The Second Charter and the Commons
The significance of the companion charter, the Charter of the Forest, is no less profound and perhaps even more pertinent today -- as explored in depth by Peter Linebaugh in his richly documented and stimulating history of Magna Carta and its later trajectory. The Charter of the Forest demanded protection of the commons from external power. The commons were the source of sustenance for the general population: their fuel, their food, their construction materials, whatever was essential for life. The forest was no primitive wilderness. It had been carefully developed over generations, maintained in common, its riches available to all, and preserved for future generations -- practices found today primarily in traditional societies that are under threat throughout the world.
The Charter of the Forest imposed limits to privatization. The Robin Hood myths capture the essence of its concerns (and it is not too surprising that the popular TV series of the 1950s, "The Adventures of Robin Hood," was written anonymously by Hollywood screenwriters blacklisted for leftist convictions). By the seventeenth century, however, this Charter had fallen victim to the rise of the commodity economy and capitalist practice and morality.

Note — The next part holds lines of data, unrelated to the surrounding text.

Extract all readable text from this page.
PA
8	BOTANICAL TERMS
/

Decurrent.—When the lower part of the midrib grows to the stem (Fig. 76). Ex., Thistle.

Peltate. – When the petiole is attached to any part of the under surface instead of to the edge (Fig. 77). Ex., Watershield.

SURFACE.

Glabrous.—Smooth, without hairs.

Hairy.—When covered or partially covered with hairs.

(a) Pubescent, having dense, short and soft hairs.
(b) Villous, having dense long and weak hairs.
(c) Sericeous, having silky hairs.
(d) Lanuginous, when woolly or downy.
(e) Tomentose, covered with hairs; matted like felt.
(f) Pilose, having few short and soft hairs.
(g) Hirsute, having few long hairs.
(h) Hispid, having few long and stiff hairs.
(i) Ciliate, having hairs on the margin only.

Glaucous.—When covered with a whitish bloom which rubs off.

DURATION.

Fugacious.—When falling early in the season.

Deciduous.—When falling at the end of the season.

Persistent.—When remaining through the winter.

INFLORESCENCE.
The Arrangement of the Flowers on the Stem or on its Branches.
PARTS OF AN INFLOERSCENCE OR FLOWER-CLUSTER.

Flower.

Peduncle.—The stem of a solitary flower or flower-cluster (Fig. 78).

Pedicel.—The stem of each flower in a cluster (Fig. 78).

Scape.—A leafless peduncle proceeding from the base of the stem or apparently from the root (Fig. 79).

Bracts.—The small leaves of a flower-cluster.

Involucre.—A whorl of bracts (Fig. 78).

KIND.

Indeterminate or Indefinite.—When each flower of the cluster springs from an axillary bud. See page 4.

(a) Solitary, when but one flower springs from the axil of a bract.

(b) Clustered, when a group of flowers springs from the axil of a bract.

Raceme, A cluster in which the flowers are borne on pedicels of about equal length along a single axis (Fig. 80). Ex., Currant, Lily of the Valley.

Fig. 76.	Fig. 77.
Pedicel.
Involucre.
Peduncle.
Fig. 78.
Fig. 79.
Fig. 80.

With the commons no longer protected for cooperative nurturing and use, the rights of the common people were restricted to what could not be privatized, a category that continues to shrink to virtual invisibility. In Bolivia, the attempt to privatize water was, in the end, beaten back by an uprising that brought the indigenous majority to power for the first time in history. The World Bank has just ruled that the mining multinational Pacific Rim can proceed with a case against El Salvador for trying to preserve lands and communities from highly destructive gold mining. Environmental constraints threaten to deprive the company of future profits, a crime that can be punished under the rules of the investor-rights regime mislabeled as "free trade." And this is only a tiny sample of struggles underway over much of the world, some involving extreme violence, as in the Eastern Congo, where millions have been killed in recent years to ensure an ample supply of minerals for cell phones and other uses, and of course ample profits.